The effect of the Court’s ruling was immediate: within hours of the Court’s decision, a St. Louis Circuit Court judge declared a mistrial in a products liability action brought on behalf of Missouri residents and nonresidents. See Michael Blaes et al. v. Johnson & Johnson et al., No. 1422-CC09326-01, ________ WL ________ (Mo. Cir. Ct. 22d June 19, 2017).
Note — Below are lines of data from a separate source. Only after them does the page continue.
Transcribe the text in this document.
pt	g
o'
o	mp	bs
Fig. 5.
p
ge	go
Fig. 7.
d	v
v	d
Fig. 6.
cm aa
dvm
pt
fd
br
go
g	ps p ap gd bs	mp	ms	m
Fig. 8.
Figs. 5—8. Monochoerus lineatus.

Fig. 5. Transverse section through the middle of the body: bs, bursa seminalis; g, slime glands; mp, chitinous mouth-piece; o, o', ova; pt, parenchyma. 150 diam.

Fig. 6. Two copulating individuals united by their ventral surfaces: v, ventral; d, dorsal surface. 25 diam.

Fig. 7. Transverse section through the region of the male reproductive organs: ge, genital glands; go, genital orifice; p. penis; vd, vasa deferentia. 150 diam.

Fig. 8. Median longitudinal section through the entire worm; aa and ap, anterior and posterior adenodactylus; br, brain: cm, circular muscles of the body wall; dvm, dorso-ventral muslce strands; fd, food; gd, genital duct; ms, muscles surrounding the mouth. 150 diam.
In Blaes, defendant Johnson and Johnson moved for an immediate mistrial in a case in which a Missouri resident and two nonresidents alleged injury due to the company’s talcum products, arguing that BMS could prove fatal to the claims of the individuals who resided outside of Missouri.

BMS suggests that plaintiffs are foreclosed from bringing suits based on specific jurisdiction in a state without a sufficient connection between the forum and the specific claims at issue. However, as Justice Alito pointed out, plaintiffs still have a variety of options. Nonresident and resident plaintiffs may join together to bring a class action against a company in a forum in which the company is headquartered or incorporated. See Bristol-Myers Squibb Co. v. Super. Ct. of California, San Francisco County, __ S. Ct. __, 2017 WL 2621322, at *11. Similarly, plaintiffs may be able to bring a class action against a company in their state of residence. Id. However, BMS illustrates that nonresident plaintiffs who bring suit against an out-of-state defendant in a forum that does not bear a connection to their claim risk dismissal of their action.